The fund also a much, much smaller portfolio of commercial properties (1o% of the portfolio) and these have obviously been hit by the lockdown but the fund reports that during “the month of April 2020, 89% of commercial rents have been collected, compared with 96% in January 2020.” The update also contained details of a successful refinancing of a loan and also observed that when it comes to the new rent control regulations, on the “6 May 2020, the parliamentary groups of the CDU/CSU and FDP of the Deutsche Bundestag officially filed for a judicial review of the… legislation at the federal constitutional court in Karlsruhe.”

More Fund survivors

Sticking with this notion of investing in funds where the Covid crisis hasn’t massively impaired cashflows, its also worth noting Q1 numbers from private equity fund HgCapital.

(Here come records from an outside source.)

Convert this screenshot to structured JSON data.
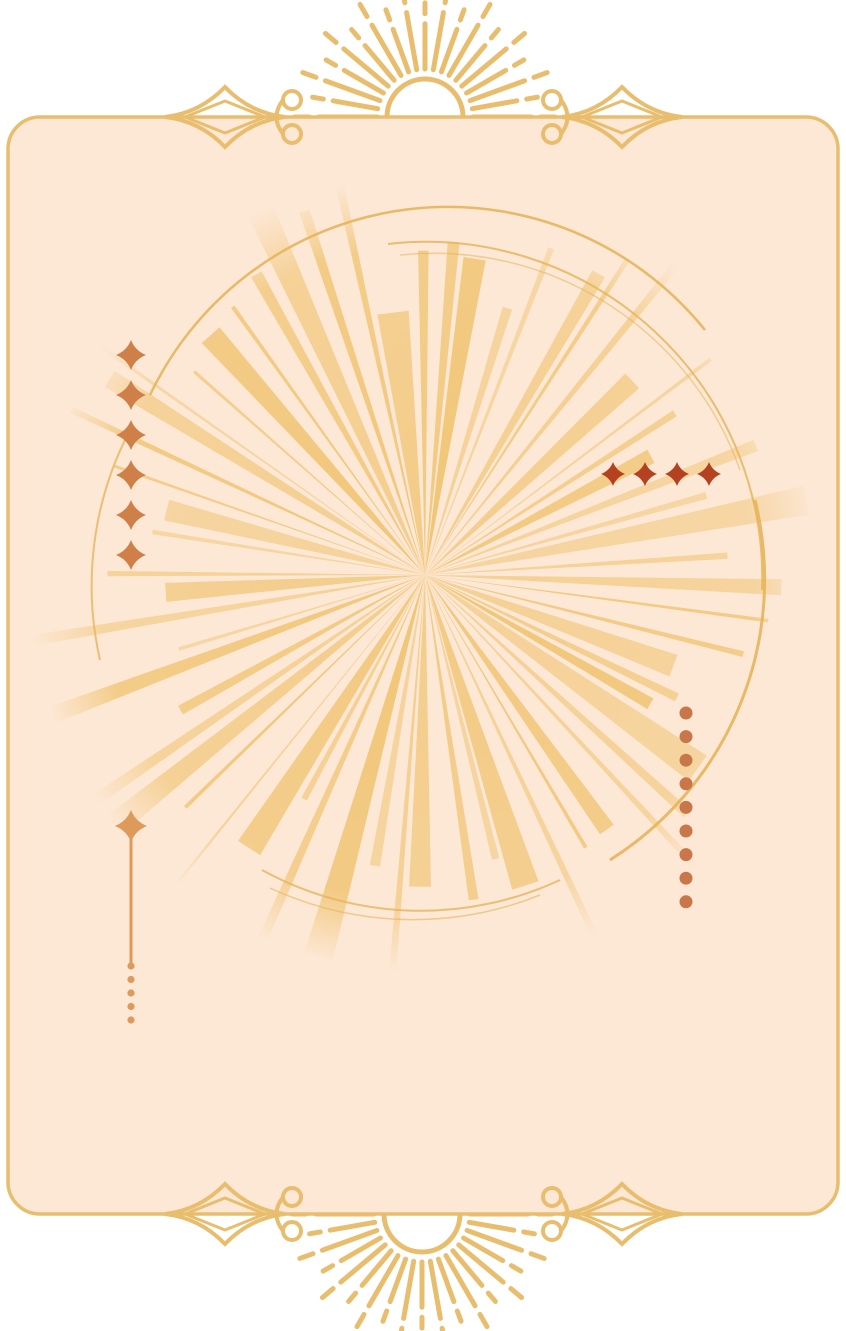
{
  "palette": {
    "card_fill": "#fde8d6",
    "frame_gold": "#e8be6e",
    "ray_gold": "#f0c36f",
    "ring_gold": "#e6b45a",
    "sparkle_orange": "#cf7f48",
    "sparkle_red": "#b4411f",
    "dot_brown": "#c9774a"
  },
  "decor": {
    "left_sparkles_count": 6,
    "right_sparkles_count": 4,
    "right_dots_count": 9,
    "wand_dots_count": 5,
    "icons": [
      "sunburst-icon",
      "ornament-icon",
      "sparkle-icon",
      "dot-icon",
      "wand-icon"
    ]
  }
}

Many of the heavy weight private equity giants have been reporting declines of 10% or more, but Hg reckons their NAV declined by 6.2% over the quarter.

“The portfolio valuation fell 7% over the quarter, and within this lower market multiples drove an 11% decline, partially offset by 5% appreciation from the trading performance of the underlying portfolio companies. Adjusting for FX and costs since the quarter-end results in an estimated NAV of 238p, reflecting a 7.6% discount”.

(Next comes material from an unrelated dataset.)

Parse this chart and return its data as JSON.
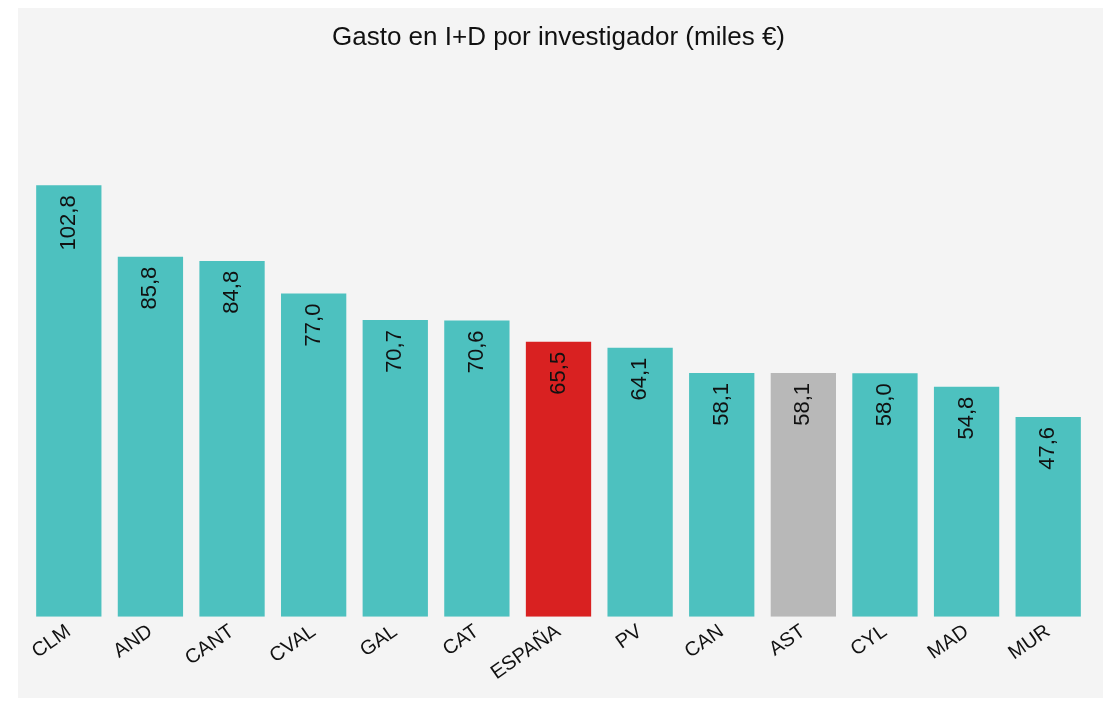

£134m was invested during the quarter, against only £3m realised, according to Jefferies funds’ analyst Matt Hose. “The little changed EV/EBITDA multiple of 19.6x at 31/03/20 amidst the 1.5x like-for-like de-rating infers that the recent investments (Argus, Intelerad, smartTrade, and P&I) entered the portfolio at somewhere around a 20x multiple”.

Portfolio liquidity was £100m (after the May dividend), with the £80m bank facility now fully drawn.

Liberum’s analysts conclude thus : “HGT’s portfolio valuation has been less severely impacted by the ongoing Covid-19 pandemic due to its 100% focus on technology companies…..Based on net debt of £52.8m, we calculate an implied look-through leverage of 29.3% for the company….HGT’s commitment coverage ratio is the lowest in the peer group at c.10%. However, the company benefits from having the ability to opt out of any new investments without penalty, should it not have the cash available to invest.

Hg Capital trade’s at a near 10% discount and yields 2.3%.